夜色渐深,爹娘都已安歇,程继东却毫无睡意。
他独自坐在窗前,借着微弱的月光,指尖在桌面上轻轻勾勒着渔梁坝周边的山川脉络。这些日子,他借着卖点心与渡口客商闲谈,不动声色地打听着深山地形、村落分布、水源粮产、避祸路径。

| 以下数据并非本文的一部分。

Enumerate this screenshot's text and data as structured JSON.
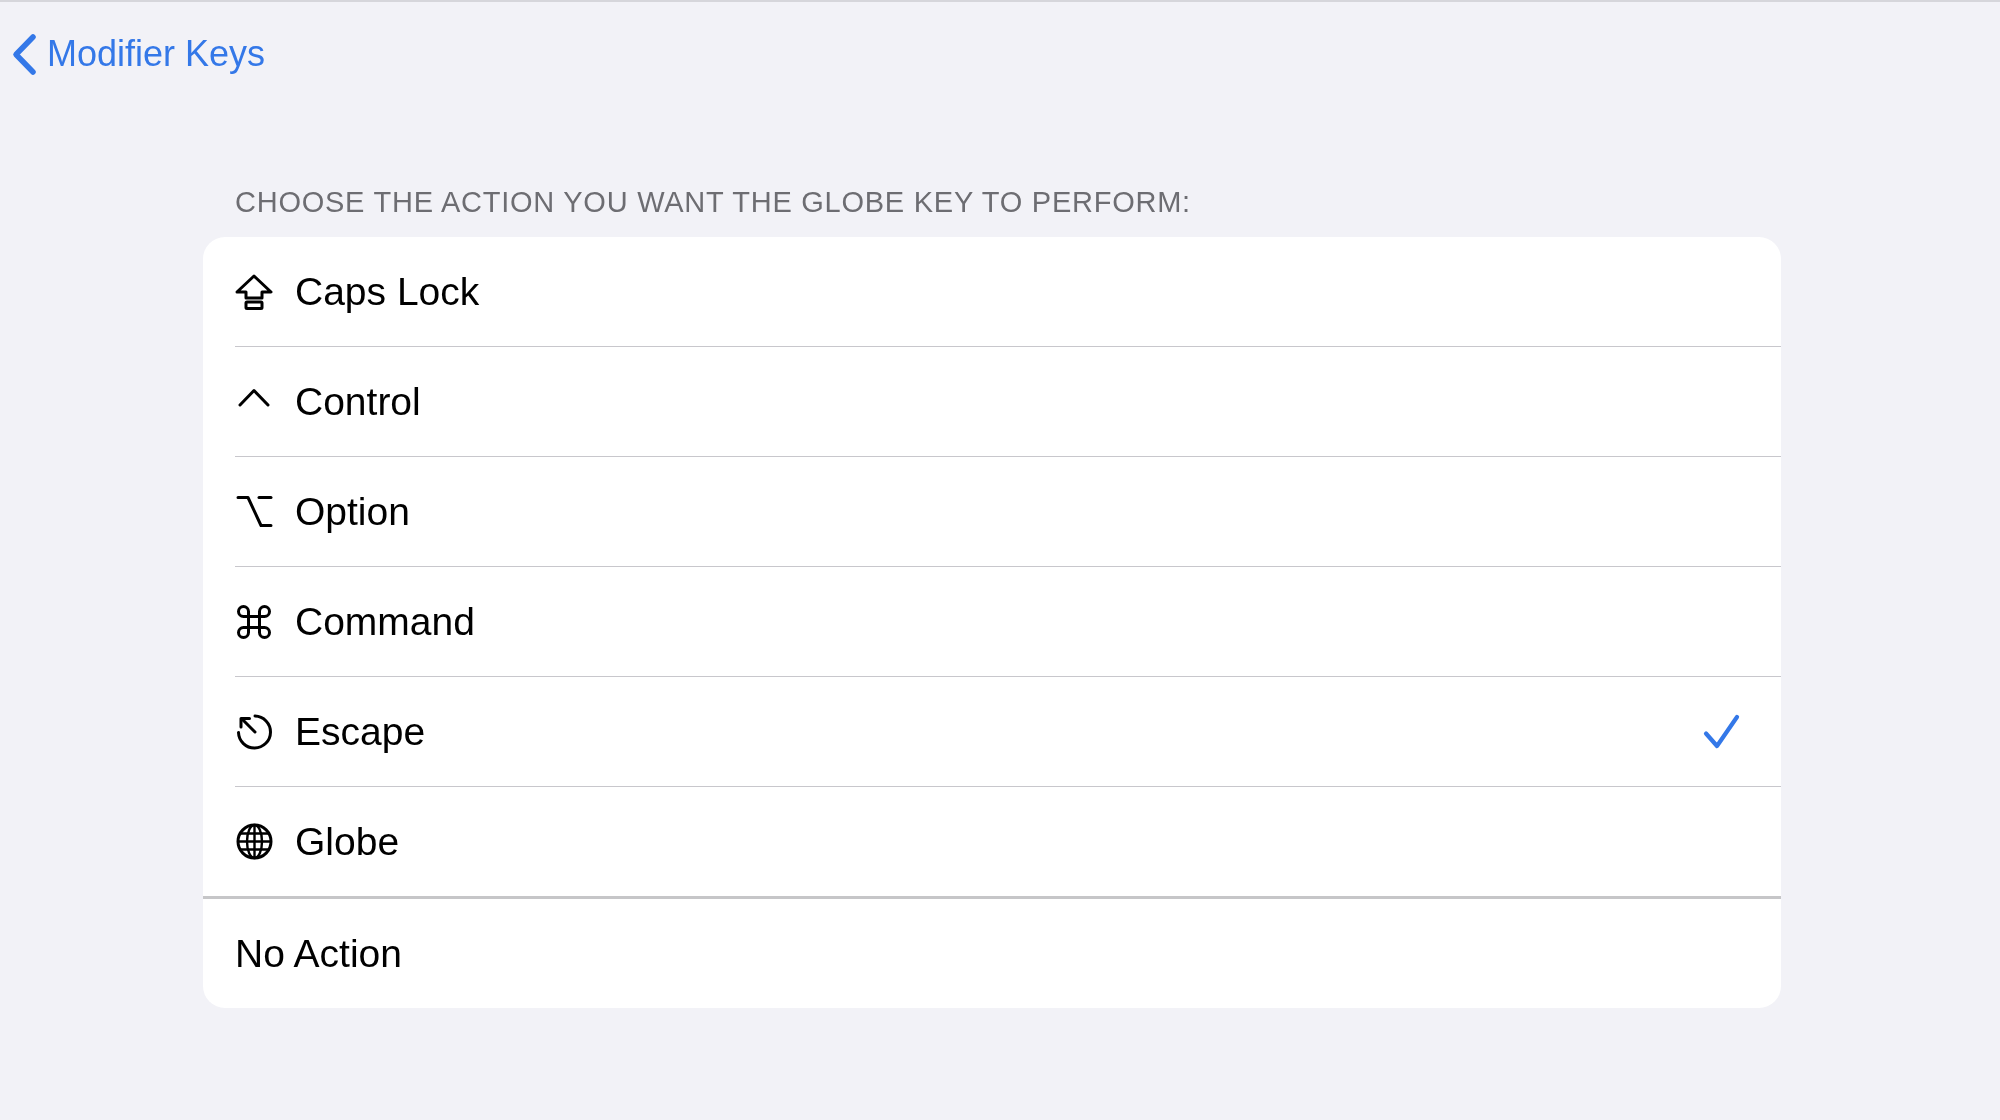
{
  "navigation": {
    "back_label": "Modifier Keys"
  },
  "section_header": "CHOOSE THE ACTION YOU WANT THE GLOBE KEY TO PERFORM:",
  "groups": [
    {
      "options": [
        {
          "kind": "caps-lock",
          "label": "Caps Lock",
          "selected": false
        },
        {
          "kind": "control",
          "label": "Control",
          "selected": false
        },
        {
          "kind": "option",
          "label": "Option",
          "selected": false
        },
        {
          "kind": "command",
          "label": "Command",
          "selected": false
        },
        {
          "kind": "escape",
          "label": "Escape",
          "selected": true
        },
        {
          "kind": "globe",
          "label": "Globe",
          "selected": false
        }
      ]
    },
    {
      "options": [
        {
          "kind": "plain",
          "label": "No Action",
          "selected": false
        }
      ]
    }
  ]
}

齐云山腹地、屯溪深山、歙县周边的山坳村落、哪些地方易守难攻、哪些地方远离官道、哪些地方有山泉有田地……
一点一滴,全都被他默默记在心里,刻进脑海深处。
他在为家人寻找一处真正的战乱安全区。
一处能藏、能活、能熬过烽火连天的藏身之地。
可越是打听,越是筹划,他心头那股撕裂般的迷茫,就越是汹涌而上,几乎要将他整个人吞没。
这些日子以来,这个问题日夜啃噬着他,从未有一刻停歇——
我到底是谁?
是那个活在太平年月、心中装着另一番天地的程东风,
还是此刻身陷乱世前夜、背负婚约、隐忍求生的程继东?
我是真真切切活在此间,还是只是一场大梦未醒?
是蝴蝶梦成了庄公,还是庄公梦中化蝶?
我为何会来到这里,又要如何,才能回到那片让我心安的天地?
每一念及此,他都心口发闷,喉头发紧。
他没有答案,没有方向,连一丝头绪都抓不到。
只能被困在这具身躯里,困在这一九三五年的世间,眼睁睁看着风暴将至,手足无措。
窗外风声呜咽,像极了未来无数亡魂的低泣。
他比谁都清楚,这片土地,不久便要迎来炼狱。
红军还在万里长征,路途遥远,苦寒难行,雪山草地,九死一生。
一想到要走完那样的征程,他头皮便一阵阵发麻——他不是不怕死,是真的怕苦、怕累、怕熬不过那炼狱般的磨难。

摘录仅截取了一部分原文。